The New Yorker:

After a Black female police officer reported that a white male colleague had taken advantage of her sexually, she found herself on trial.

By Rachel Aviv

Put-in-Bay, a village on an island off the northern coast of Ohio, is sometimes called the Key West of the Midwest. In the winter, the population is roughly three hundred, nearly all white. In the summer, hundreds of thousands of tourists arrive by ferry or private plane to drink at the island’s fifty-two bars. Men celebrating bachelor parties go around in golf carts, carrying inflatable naked women. The police chief told me that he’s known as “the guy who pulls people over and deflates the blow-up dolls.”

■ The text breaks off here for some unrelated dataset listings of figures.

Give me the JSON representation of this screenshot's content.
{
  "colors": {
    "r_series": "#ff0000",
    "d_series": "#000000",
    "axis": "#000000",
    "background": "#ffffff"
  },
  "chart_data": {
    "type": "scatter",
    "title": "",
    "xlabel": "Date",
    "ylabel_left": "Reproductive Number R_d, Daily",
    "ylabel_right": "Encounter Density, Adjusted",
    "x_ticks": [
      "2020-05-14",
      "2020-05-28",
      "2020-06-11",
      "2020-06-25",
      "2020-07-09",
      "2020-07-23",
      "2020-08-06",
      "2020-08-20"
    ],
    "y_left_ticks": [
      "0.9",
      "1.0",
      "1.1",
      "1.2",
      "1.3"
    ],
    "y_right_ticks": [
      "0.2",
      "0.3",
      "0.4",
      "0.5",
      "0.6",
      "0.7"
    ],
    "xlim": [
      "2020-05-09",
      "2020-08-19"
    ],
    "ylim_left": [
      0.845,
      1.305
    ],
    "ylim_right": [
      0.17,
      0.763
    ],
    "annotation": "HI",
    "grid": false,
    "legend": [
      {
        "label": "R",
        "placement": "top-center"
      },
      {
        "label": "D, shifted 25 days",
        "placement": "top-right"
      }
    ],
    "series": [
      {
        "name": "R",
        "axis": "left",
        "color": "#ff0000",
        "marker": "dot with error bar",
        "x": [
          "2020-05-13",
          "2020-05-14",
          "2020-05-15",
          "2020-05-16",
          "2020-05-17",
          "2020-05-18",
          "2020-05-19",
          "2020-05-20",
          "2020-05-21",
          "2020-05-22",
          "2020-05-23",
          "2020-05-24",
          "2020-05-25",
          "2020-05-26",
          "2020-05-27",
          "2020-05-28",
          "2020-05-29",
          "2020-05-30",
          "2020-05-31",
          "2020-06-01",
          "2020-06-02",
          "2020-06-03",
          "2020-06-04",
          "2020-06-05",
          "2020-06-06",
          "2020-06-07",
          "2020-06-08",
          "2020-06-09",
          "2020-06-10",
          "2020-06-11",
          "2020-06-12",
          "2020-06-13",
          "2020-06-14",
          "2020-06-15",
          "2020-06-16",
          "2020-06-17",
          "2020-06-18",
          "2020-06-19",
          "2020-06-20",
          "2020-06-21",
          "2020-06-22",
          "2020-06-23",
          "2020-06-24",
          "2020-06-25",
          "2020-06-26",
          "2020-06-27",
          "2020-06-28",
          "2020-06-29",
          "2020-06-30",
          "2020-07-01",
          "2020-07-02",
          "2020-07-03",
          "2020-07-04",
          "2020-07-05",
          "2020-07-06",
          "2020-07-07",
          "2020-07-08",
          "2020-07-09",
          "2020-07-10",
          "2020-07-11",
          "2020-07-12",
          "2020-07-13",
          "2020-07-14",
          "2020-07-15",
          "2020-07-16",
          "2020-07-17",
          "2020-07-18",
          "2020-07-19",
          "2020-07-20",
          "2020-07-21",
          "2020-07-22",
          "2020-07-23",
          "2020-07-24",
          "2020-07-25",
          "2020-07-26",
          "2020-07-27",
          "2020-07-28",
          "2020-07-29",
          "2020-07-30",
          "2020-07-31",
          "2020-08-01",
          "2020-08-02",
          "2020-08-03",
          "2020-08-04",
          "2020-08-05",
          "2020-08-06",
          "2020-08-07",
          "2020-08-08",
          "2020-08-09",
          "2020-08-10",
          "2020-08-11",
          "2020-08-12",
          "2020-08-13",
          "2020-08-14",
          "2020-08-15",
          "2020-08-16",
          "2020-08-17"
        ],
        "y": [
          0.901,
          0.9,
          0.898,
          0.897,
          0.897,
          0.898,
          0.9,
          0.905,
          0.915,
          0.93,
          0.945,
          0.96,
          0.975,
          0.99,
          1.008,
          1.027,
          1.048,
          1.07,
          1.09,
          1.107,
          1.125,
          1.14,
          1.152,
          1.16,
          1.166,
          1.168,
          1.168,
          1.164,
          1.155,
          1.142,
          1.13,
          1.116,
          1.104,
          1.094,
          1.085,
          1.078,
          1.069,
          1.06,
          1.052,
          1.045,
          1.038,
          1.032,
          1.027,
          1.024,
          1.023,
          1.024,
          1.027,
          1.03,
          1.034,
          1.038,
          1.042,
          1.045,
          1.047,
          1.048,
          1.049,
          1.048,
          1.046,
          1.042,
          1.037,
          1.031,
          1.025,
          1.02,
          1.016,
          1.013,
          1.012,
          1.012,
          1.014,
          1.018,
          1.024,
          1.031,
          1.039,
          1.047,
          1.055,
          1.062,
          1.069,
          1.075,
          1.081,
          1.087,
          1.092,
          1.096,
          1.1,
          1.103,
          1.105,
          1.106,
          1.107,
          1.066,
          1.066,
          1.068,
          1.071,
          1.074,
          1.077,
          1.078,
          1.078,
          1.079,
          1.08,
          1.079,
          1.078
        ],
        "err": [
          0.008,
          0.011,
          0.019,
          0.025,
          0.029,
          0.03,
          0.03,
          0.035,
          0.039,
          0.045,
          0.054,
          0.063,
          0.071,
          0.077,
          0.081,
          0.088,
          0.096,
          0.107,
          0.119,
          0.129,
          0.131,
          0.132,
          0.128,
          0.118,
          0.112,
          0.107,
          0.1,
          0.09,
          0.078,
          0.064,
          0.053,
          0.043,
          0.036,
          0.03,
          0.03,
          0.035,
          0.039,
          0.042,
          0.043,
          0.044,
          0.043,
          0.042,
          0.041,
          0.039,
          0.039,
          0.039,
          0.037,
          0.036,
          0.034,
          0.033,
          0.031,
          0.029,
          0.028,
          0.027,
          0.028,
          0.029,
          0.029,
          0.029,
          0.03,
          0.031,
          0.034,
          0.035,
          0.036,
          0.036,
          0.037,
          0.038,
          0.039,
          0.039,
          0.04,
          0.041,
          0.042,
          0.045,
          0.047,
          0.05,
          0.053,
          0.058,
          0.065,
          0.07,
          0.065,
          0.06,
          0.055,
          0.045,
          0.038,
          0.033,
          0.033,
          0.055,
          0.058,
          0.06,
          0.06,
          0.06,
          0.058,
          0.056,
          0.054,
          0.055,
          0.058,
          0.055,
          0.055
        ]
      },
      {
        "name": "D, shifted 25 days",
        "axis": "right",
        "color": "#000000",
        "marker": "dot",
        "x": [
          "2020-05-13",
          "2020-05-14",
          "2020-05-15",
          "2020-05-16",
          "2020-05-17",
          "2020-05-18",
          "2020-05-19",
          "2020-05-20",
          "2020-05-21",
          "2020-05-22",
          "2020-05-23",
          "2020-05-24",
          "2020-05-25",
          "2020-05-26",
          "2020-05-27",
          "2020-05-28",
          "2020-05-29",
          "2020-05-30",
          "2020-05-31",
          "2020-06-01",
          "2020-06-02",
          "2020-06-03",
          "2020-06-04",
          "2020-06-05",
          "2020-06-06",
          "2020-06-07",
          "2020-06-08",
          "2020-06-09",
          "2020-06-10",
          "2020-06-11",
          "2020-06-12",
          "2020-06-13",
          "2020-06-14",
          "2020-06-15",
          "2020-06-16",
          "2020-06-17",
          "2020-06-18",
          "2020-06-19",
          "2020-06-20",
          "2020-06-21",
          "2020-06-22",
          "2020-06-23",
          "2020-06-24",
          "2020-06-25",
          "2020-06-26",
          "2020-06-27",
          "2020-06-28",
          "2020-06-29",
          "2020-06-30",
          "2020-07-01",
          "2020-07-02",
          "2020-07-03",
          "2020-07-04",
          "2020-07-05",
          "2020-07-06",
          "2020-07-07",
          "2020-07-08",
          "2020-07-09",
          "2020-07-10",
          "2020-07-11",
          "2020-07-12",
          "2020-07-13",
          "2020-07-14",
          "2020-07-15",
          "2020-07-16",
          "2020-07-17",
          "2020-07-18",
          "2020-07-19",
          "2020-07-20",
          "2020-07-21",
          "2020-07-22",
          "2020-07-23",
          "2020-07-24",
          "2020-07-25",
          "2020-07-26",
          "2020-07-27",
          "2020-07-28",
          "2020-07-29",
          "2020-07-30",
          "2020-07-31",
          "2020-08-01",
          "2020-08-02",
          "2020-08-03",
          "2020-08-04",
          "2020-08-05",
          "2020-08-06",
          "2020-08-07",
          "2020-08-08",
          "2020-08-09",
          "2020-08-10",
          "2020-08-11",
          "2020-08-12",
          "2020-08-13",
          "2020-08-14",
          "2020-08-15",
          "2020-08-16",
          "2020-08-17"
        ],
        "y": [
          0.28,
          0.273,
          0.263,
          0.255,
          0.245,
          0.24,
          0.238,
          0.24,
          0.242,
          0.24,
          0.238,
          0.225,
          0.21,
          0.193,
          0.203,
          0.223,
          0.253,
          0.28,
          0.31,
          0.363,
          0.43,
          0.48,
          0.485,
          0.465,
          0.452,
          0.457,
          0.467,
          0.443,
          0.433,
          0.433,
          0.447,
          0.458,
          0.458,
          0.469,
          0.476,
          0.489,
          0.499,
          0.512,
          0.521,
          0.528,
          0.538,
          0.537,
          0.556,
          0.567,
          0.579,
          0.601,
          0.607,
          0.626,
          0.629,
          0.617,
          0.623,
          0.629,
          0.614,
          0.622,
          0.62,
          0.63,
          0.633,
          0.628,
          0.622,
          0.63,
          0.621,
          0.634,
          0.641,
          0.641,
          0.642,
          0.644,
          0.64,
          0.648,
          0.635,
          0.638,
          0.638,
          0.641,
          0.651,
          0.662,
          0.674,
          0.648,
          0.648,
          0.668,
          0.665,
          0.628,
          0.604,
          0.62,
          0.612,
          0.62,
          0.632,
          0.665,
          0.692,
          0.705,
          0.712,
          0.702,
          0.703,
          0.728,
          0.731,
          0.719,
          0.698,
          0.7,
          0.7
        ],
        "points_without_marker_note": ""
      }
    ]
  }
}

In July, 2020, Arica Waters, the only Black female cop on the island, was invited to a pool party. She was twenty-seven and had been hired five weeks before, as a seasonal employee without benefits. She was ebullient and quick to make friends. “Some people say, ‘Oh, Waters is a flirt,’ ” she told me, “but that’s just my personality. I’m a friendly person. I give out compliments. I like to hype people up.” Meri LeBlanc, a bouncer on the island, said that Waters was open about her sexual desires, freely expressing her attraction to women and men. “She wasn’t plain,” she said. “She wasn’t the square cut of what they thought a police officer should be.”

The party was hosted by Jeremy Berman, a detective in the department, who had a house on a private road overlooking Lake Erie. Berman’s wife and young son were there, but he seemed to be paying extra attention to Waters, who wore a long yellow sundress. In a text message to a friend, Waters wrote, “The rich ass dude definitely has a thing for me lolol.”